Book Heating  Ventilation  and Air Conditioning Fault Detection Using the Fuzzy JESS Toolkit

Download or read book Heating Ventilation and Air Conditioning Fault Detection Using the Fuzzy JESS Toolkit written by Peter Knall and published by . This book was released on 2014 with total page 75 pages. Available in PDF, EPUB and Kindle. Book excerpt: Research into automated methods for detecting and diagnosing faults in heating, ventilating, and air conditioning systems has been an ongoing process for many years and, as a result, there have been many different methods developed for that purpose. A basic fault detection system is presented based on aspects of several of those approaches using performance index calculations, statistical process control methods, fuzzy logic, and rule-based inference. Factors that drive research in fault detection and diagnosis in the Heating, Ventilation, and Air Condition (HVAC) industry are discussed. A simple HVAC controller is presented with a discussion of the faults the control may experience. These faults are classified into categories, which are then used to develop a test procedure for the fault detection system. The fault detection system is then presented in three modules: preprocessing of sensor data, conversion to fuzzy values, and detection using the JESS inference engine. Sensor data is preprocessed into a time-based performance index based on a departure from setpoint and an exponentially weighted moving average calculation. The conversion of the error values into fuzzy values is then discussed. Once the error values are calculated, the fuzzy error values and controller data are applied to expert rules through the JESS inference engine to detect control faults. This model is tested in two phases. First, data obtained from simulated faults is used during phase one. Phase two applies the fault detection system to a small office building. Finally, the results of the two tests are discussed.

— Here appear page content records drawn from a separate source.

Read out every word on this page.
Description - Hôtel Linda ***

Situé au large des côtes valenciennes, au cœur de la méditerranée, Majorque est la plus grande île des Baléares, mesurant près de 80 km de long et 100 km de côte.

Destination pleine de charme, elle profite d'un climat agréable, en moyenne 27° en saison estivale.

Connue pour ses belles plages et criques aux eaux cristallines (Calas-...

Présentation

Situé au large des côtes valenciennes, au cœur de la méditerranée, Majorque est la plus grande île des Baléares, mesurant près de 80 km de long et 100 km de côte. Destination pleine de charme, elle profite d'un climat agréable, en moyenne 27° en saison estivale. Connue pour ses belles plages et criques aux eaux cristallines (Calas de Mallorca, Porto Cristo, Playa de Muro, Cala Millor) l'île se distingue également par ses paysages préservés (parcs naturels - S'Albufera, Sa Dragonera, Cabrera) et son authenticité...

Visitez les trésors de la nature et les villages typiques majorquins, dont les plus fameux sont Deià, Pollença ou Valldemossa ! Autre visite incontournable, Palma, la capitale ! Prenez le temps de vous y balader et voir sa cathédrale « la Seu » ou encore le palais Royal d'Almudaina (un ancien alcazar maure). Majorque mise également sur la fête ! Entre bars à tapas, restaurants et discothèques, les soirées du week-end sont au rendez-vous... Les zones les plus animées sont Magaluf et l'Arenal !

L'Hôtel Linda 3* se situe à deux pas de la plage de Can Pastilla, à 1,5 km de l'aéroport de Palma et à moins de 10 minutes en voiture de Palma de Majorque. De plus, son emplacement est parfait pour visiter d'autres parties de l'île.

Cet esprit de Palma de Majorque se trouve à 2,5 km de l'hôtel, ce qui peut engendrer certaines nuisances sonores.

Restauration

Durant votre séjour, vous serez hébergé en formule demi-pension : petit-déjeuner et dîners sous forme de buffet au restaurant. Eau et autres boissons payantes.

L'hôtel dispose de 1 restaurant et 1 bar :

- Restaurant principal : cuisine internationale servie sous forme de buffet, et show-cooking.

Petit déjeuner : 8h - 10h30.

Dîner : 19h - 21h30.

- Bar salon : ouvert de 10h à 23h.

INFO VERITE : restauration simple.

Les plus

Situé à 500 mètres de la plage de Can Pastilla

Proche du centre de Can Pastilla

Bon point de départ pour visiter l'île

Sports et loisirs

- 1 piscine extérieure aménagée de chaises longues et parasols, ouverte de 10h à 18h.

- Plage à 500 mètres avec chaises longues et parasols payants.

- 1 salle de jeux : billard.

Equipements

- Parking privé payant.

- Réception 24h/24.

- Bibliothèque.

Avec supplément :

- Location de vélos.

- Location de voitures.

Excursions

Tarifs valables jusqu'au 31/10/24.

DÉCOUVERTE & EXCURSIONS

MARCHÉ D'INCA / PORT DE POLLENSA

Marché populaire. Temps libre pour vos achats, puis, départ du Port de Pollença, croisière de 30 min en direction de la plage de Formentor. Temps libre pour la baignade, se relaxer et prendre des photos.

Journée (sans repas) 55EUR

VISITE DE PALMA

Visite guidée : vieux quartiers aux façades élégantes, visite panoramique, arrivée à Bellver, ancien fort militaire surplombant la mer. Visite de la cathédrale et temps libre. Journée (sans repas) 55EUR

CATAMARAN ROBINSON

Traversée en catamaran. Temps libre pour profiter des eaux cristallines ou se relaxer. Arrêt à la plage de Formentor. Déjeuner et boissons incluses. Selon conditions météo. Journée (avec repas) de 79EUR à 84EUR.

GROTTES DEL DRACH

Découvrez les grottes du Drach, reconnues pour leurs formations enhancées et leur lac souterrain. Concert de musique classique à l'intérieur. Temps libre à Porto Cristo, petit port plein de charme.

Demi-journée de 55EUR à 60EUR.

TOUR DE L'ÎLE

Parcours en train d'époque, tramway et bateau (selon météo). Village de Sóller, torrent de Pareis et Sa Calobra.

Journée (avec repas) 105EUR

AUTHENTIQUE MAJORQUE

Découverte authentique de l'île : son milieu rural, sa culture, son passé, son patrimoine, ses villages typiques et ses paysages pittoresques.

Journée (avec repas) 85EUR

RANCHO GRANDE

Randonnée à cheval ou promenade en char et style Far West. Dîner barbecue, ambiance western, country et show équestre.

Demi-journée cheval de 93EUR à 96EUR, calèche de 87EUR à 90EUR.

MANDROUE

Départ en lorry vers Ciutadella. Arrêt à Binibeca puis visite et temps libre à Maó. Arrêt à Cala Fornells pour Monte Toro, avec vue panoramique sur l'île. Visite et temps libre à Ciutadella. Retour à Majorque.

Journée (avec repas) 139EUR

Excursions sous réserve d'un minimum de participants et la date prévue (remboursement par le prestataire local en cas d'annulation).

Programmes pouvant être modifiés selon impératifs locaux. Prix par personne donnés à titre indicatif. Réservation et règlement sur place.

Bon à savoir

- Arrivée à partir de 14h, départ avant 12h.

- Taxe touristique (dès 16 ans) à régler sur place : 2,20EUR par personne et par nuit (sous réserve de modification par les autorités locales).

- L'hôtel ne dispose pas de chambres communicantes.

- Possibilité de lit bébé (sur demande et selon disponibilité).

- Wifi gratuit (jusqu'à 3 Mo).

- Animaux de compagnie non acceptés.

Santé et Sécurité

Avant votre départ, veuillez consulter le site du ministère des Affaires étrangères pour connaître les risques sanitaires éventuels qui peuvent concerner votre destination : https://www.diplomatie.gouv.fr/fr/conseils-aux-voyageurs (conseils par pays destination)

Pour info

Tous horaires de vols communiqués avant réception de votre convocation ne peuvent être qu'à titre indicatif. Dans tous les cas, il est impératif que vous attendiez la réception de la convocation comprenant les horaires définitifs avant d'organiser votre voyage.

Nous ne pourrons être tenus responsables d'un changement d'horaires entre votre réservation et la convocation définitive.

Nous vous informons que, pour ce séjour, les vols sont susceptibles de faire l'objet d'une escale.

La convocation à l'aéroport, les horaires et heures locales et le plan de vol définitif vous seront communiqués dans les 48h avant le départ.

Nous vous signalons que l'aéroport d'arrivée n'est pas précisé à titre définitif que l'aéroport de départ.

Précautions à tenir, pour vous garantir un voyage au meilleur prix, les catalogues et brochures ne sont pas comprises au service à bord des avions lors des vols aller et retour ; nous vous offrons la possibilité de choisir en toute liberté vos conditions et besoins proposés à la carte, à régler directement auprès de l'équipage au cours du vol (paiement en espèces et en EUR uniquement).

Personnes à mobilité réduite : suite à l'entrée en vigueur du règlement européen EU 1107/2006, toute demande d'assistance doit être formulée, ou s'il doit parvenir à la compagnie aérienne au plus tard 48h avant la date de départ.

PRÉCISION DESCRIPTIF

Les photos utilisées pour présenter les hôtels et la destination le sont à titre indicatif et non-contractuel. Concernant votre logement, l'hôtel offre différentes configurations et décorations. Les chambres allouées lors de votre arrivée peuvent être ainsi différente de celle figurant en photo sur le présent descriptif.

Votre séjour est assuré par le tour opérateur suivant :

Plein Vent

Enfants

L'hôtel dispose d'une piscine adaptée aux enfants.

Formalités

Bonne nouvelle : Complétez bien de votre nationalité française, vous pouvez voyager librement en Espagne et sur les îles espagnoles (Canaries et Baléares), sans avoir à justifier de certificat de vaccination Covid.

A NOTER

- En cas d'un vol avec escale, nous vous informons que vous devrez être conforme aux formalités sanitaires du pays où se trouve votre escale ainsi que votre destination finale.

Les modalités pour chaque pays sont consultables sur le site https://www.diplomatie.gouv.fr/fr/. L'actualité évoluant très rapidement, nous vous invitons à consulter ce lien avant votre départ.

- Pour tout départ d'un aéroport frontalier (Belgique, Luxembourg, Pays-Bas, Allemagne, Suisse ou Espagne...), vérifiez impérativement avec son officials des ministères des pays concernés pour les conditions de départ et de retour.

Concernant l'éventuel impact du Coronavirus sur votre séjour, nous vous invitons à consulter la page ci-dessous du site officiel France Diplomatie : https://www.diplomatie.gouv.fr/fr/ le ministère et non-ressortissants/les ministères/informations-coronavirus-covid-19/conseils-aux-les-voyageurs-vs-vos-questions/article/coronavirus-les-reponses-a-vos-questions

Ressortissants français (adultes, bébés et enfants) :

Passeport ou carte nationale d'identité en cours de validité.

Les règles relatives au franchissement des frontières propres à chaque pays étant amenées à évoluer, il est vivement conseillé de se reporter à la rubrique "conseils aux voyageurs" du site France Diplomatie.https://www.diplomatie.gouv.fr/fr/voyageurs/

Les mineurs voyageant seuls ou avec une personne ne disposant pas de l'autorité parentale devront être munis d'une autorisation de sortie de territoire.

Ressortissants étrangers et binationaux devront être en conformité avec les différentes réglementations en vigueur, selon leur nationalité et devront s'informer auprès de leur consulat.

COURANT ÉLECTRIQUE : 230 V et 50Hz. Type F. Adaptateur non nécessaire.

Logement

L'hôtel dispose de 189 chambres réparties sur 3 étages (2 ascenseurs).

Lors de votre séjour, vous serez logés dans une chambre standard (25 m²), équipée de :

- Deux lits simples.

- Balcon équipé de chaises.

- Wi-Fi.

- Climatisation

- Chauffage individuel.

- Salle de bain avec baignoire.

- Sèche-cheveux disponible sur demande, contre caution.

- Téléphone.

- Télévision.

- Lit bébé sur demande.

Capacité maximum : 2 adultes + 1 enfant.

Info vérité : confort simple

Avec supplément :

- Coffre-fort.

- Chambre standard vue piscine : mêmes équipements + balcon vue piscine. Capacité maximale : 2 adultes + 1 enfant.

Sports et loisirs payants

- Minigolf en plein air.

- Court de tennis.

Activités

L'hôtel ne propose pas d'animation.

Book Field Testing of Automated Fault Detection and Diagnosis  AFDD  Tools for Commercial Rooftop Heating  Ventilation  Air conditioning  and Refrigeration Systems

Download or read book Field Testing of Automated Fault Detection and Diagnosis AFDD Tools for Commercial Rooftop Heating Ventilation Air conditioning and Refrigeration Systems written by Annika Hacker and published by . This book was released on 2019 with total page 220 pages. Available in PDF, EPUB and Kindle. Book excerpt: Rooftop units make up more than 60% of cooling systems in commercial buildings. However, though expected to be efficient, majority have at least one, often more, faults, such as valve leakage, incorrect refrigerant charge, fouled condenser/evaporator, or expansion faults. Most faults are never detected until a major malfunction or a failure of the entire system. Automated fault detection and diagnosis (AFDD) tools constantly monitor system's performance and detect anomalies in the sensed data, allowing early problem detection. Using AFDD extends the life and health of the system and helps save energy. While there is an increased interest in implementing these tools, their technical performance has not been verified in the field. This thesis is the first karge scale field test and evaluation of AFDD tools, determining their technical performance. The scope of this work includes the development of specifications for evaluation and selection of AFDD products to be verified, development of a site selection criteria for site host requirements, and development of a measurement and verification plan, installation, and base line evaluation of AFDD products at 5 sites.